Miss Cecil County Farm Bureau and Jr. Miss Cecil County Farm Bureau will be crowned in a competition that starts Sunday at 2 p.m.

Detroit Diesels, Oliver tractors and tractor pulls will be held July 20-21. Four-wheel-drive and hot stock tractors will pull July 22. Painted Pony Rodeo returns July 23-24. Stoney Roberts brings back the ever popular Demolition Derby July 25-27. The school bus derby — introduced in 2017 — returns this year in the Thursday night heats.

Look for Hunter Madron’s Smash For A Cure to make its final appearance at the Cecil County Fair this year. A recent Perryville High School graduate, Madron is moving on and said this is his last year to run a pink bus and three cars in the Demolition Derby. He will make those vehicles available for a hammer swing in exchange for a donation before the derby.

Degeller Attractions, also a popular fixture at the fair, will be back offering ride specials including 12-Buck-Tuesday. Most nights the midway offers a $20 endless rides special. However it’s $18 on July 19 and $22 on July 27. The weekend deals start at 2 p.m.

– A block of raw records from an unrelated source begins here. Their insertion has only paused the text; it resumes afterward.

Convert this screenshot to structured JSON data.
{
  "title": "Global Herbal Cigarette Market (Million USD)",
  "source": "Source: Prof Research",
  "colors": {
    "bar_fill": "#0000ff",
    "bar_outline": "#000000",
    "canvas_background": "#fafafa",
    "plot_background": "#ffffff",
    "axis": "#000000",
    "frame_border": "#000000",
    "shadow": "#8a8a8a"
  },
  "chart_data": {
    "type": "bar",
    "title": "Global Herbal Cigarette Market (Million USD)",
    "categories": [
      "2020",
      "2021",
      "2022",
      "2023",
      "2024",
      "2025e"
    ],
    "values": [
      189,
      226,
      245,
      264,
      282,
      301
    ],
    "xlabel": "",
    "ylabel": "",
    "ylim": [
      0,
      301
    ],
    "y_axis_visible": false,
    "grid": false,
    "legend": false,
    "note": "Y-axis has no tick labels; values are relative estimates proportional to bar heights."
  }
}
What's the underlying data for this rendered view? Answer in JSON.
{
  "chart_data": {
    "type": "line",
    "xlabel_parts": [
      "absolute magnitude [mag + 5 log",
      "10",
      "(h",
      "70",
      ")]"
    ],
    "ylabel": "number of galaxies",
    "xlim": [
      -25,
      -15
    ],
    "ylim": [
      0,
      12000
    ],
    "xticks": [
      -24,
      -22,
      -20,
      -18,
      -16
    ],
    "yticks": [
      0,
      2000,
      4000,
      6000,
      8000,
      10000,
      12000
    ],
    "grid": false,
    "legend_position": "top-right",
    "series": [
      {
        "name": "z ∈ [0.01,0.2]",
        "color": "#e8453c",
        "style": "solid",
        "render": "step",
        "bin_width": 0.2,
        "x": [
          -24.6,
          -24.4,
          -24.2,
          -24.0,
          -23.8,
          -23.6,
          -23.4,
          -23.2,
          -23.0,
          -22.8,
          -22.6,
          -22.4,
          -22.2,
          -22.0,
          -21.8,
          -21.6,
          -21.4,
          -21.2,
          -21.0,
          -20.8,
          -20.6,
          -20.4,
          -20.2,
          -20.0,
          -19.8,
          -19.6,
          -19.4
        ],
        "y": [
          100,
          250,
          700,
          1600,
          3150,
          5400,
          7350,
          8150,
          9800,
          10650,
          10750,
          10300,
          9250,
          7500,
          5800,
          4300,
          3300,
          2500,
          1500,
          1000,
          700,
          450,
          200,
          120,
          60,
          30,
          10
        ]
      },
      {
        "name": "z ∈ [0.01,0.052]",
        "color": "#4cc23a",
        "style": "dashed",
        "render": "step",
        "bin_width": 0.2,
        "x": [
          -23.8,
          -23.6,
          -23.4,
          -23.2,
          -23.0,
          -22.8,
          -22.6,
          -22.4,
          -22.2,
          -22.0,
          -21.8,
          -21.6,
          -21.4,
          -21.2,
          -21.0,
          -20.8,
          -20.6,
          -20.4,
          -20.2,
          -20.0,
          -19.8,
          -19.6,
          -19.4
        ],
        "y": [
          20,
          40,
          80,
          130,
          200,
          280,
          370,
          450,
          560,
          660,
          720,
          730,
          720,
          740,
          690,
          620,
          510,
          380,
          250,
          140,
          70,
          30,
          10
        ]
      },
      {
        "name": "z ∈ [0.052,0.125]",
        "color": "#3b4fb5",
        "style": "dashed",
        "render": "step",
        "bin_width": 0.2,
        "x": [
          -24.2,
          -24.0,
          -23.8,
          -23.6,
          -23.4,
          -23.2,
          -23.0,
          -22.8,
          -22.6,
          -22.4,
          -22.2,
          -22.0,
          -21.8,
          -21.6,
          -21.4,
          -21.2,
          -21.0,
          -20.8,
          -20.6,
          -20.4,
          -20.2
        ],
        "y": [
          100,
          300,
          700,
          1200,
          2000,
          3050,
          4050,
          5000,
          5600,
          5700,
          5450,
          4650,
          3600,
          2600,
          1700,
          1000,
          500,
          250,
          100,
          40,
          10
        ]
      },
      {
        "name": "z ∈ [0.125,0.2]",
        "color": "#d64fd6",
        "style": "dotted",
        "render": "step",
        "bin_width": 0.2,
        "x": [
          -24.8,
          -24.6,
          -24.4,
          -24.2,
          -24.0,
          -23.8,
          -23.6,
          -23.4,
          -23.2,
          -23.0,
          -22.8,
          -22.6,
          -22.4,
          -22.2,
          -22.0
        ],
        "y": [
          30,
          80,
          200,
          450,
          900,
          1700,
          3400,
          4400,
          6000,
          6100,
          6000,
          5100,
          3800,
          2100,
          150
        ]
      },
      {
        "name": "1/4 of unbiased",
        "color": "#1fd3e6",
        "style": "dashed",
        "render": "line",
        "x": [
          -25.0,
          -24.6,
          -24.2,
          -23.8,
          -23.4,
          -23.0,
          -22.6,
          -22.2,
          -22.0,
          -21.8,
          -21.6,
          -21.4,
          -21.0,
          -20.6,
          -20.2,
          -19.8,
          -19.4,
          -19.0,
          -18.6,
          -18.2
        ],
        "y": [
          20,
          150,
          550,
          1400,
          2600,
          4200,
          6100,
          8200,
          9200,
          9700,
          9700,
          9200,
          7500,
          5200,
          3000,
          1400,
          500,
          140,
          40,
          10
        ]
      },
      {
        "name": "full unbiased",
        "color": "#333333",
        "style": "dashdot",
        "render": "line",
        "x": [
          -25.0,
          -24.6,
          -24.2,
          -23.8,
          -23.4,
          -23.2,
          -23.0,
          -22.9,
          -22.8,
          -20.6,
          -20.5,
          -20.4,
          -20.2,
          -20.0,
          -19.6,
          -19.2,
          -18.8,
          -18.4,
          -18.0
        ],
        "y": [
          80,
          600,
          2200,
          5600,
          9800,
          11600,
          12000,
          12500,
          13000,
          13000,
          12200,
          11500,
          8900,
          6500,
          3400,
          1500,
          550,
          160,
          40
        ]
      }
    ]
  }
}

Pedal tractor pulls, pie eating, hay and cow chip tossing, and Big Wheel races are among the daily drop-in events at the fair.

The Ag Showcase is a popular stop for those who are in or support the ag community. There are always speakers and vendors on hand, including Joe Bartenfelder, secretary of the Maryland Department of Agriculture, who will return.

Knesha Rose-Davidson is the other, who will talk about AgriSafe, a 16-year-old national nonprofit organization began by rural health nurses concerned about health issues specific to farmers.

“We’re about protecting the people who feed the world,” said Rose-Davidson, director of communications for AgriSafe.

While AgriSafe focuses on all farmers, her 1 p.m. presentation Tuesday will be about the growing number of women in the industry.

“There’s been a 27% increase over 2015 numbers,” she said, referring to the Ag Census that monitors the industry.

The 2017 census asked questions specifically about women, and manufacturers are listening, she said.

“We are seeing an evolution in tools for women who do physical work,” she said.

Her 1 p.m. seminar will deal with ergonomics and what women need to do to stay strong and safe.

The seminar will give suggestions on self care, specific to women but applicable to the men as well.

“There’s a huge amount of stress and anxiety with weather and prices,” she said.

The Ag Showcase is free to anyone with fair admission.

Cecil Whig Deputy Editor Marcus Dieterle contributed to this story.